(Bloomberg) -- As the buzz around the revision of the Ethereum blockchain reaches a crescendo, few observers appear to be talking about the potentially risky trade-off that cryptocurrency holders face.
More investors in Ether, the native token of the most commercially important crypto network, are expected to lock up their tokens in special digital wallets that earn their owners a return once the network transition takes place as soon as later today. But they won’t be able to take them out, at least not for a while.
Locked Ether will play a vital role on the upgraded network. Wallets with what’s being referred to as staked Ether will be used to help order network transactions via the new system that is dubbed proof of stake. Currently, about 11% of Ether is already locked up -- either directly or via providers such as Lido, Coinbase Global Inc. and Kraken -- in staking wallets on the Beacon Chain of Ethereum that is being used to test the process, according to blockchain analytics firm Nansen.
The only problem is that Ethereum will have to undergo yet another software change dubbed Shanghai, which is at least six months away, to enable withdrawals of the staked Ether.
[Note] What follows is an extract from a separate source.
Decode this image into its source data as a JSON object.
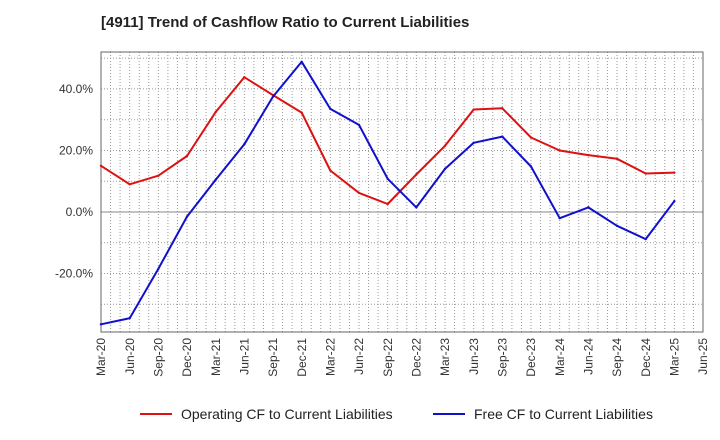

Even then, the withdrawals will be capped.
“This is another type of risk called illiquidity risk, because it’s not a liquid asset,” said Campbell Harvey, a professor of finance at Duke University. “This is the reason the yield is higher.”
In exchange for staking their tokens, Ether owners are paid rewards in the form of more tokens at a rate of about 4%. The yield could jump to 5.2% right after the upgrade is completed, before declining over time, according to data tracker Staking Rewards. The software upgrade is called the Merge because Ethereum’s main blockchain will be merged with the Beacon Chain.
To make staked Ether holdings more liquid, some investors have been buying derivatives such as Lido’s stEth, which represents staked Ether but can be traded, lent or borrowed. Coinbase, the biggest US crypto exchange, recently announced a similar derivative. The risk is that the proxies can be illiquid as well. Lido’s product has recently traded at a discount to Ether. Liquidity issues with stEth contributed to problems at crypto lender Celsius Network, which filed for bankruptcy this summer.
Even so, the products have increased in popularity. About 80,000 unique depositors have poured 13.6 million Ether into staking to date, according to Nansen. Eventually, about 80% of all Ether supply will be staked, according to ConsenSys, an Ethereum blockchain technology provider.
Ethereum developers, for their part, haven’t yet provided a definitive timeline for the Shanghai software update.
“There’s no agreed timeline for withdrawals yet, just a commitment to do it ‘soon’ after the Merge,” said Ben Edgington, lead product manager at ConsenSys. “This is likely to be a minimum of six months, but may be longer depending on what other work we decide to bundle in with it. Deciding on this will be high priority once the Merge is behind us.”
Ethereum has a history of software upgrades happening later than expected, as developers complete extensive testing and work to implement other priority features. Ethereum is home to about 3,500 active distributed apps, and its ecosystem handles billions of dollars in transactions.
After the Shanghai upgrade, staking withdrawals will be limited to about 43,200 Ether per day out of every 10 million Ether staked. The limit has been put in place to prevent a mass exodus of funds. A stampede out is probably unlikely since most stakers are underwater in the wake of this year’s more than 50% drop in the value of Ether.
“Unlocking of the Merge assets is unlikely to be a top priority for the Ethereum Foundation,” said Toby Lewis, chief executive officer of analytics provider Novum Insights. Staked holders may have to “hold their breath for a while.”